Bottom line, the more anxious and stressed we are, the less clearly we think, the poorer our memory works.
5. Continuous Learning
The mind is like a muscle. The more you challenge it, the stronger it gets. The more you learn, the more you can learn.
Research shows that learning can actually change the physical makeup of your brain. Not too long ago, we used to think that you were born with a fixed amount of brain cells, which declined with age. New research now shows that we can actually increase the number of brain cells we have throughout our life.
Aside from staying physically active, learning new skills and studying can actually keep our brains healthier. Consider taking a continuing education class, studying a new language, learning a new instrument, playing new card games. 
Studies show that the more complex the task, the more benefits for your mind. Simply showing up to class is not enough. You need to be actively engaged. Anything that forces you to focus and learn something new and get out of a rote routine will help you sharpen your mind and boost your memory.
6. Stay Social
The more deep and meaningful social connections you maintain, the more you protect your brain. Bottom line, the more friends you have, the more people you work with, the more you’re forced to use your brain.
Social isolation and loneliness are significant risks of dementia. Without interacting with others, our brains wilt. Isolation and loneliness lead to depression, physical and mental decline. 
In a 2016 study published in Frontiers in Aging Neuroscience, seniors with a full social calendar did better on memory, reasoning, and processing speed tests. 
What to do?
Party! Seriously, get together with friends as often as possible. Have family dinners. Choose social activities or sports like tennis, golf, cards or go for walks with a friend. Bottom line have fun, build meaningful social relationships and stay connected. Not only will it make your mind sharper and your memory better, you’ll be happier, too!
7. Wakeful Rest
This one is getting harder and harder to do. In a world where we can’t sit on a bus, go up an elevator or go to the bathroom without our phones, doing absolutely nothing to distract our minds is becoming increasingly difficult.
But, the results are in. Doing nothing is great for your memory. Quietly resting for 10 minutes, after you learn something will help you remember and help you create more detailed memories. 
What we do minutes after we learn something new has a significant impact on how well we retain the new information. In another study, it didn’t matter what you did after you learned something new, as long as you weren’t distracted by outside factors. In other words, you could be thinking of your day, making a grocery list, or thinking of a story. In either case, wakeful rest for a period of 10 minutes helped the brain process and consolidate your memories so that you were better able to recall the information at a later date. 

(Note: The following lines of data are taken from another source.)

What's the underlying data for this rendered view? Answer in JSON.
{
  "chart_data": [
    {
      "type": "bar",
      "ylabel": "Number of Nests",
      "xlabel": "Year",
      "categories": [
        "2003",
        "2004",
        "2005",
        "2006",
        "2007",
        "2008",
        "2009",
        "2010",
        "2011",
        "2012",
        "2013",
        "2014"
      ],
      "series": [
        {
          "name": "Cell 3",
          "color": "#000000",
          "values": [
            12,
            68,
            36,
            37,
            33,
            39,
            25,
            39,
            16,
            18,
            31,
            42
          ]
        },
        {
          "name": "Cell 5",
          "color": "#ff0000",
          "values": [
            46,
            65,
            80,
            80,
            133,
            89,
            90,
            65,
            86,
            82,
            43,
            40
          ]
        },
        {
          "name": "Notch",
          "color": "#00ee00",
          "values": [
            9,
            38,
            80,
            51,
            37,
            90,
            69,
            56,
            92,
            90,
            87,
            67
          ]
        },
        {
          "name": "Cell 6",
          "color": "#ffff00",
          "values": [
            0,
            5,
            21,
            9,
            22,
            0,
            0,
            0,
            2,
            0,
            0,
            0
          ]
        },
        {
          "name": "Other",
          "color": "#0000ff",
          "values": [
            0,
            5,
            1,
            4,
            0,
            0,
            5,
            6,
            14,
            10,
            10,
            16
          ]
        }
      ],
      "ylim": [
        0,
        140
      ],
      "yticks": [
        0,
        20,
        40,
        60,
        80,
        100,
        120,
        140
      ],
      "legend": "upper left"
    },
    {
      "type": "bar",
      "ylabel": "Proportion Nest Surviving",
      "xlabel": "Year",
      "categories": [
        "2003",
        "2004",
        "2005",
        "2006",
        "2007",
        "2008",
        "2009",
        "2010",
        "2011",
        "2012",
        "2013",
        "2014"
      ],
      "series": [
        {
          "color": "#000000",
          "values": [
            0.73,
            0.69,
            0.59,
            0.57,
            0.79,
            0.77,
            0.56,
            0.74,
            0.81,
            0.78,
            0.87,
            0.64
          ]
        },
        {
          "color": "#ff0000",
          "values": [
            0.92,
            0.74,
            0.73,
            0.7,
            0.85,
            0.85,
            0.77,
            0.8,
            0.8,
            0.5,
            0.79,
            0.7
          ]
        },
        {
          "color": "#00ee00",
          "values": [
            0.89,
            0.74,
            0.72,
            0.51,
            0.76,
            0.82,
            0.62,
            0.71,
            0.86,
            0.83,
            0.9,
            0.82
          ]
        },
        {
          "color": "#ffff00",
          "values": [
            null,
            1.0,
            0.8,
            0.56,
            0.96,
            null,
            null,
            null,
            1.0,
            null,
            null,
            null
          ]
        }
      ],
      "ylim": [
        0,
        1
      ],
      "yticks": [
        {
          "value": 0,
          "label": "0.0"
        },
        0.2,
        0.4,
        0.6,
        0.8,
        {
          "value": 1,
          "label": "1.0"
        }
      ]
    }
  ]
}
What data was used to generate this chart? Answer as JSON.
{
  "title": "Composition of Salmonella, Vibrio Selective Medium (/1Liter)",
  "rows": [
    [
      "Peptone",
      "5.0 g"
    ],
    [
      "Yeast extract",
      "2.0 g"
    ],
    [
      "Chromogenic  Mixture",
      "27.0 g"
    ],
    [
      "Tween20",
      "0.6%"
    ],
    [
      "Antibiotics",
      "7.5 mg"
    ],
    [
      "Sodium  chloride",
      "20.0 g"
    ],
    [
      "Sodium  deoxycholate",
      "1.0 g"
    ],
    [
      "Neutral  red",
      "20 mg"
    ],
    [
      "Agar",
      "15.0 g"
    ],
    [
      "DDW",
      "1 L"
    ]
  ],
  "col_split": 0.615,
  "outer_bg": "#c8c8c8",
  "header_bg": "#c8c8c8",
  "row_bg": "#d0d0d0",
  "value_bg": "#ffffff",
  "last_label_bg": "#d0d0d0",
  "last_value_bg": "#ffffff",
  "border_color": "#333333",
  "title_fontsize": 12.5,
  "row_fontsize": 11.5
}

You don’t have to spend a dime on cocktails and supplements promising a quick boost to your memory power. There is very little conclusive scientific evidence suggesting supplements will help improve the memories of healthy individuals–not for Ginkgo Biloba, Vitamin B, fish oils, Vitamin D, Folate or other supplements claiming they a secret formula.
There are far cheaper and more effective ways to boost your memory: exercise, rest, eat well, learn, love, laugh and relax. Who wouldn’t want that prescription?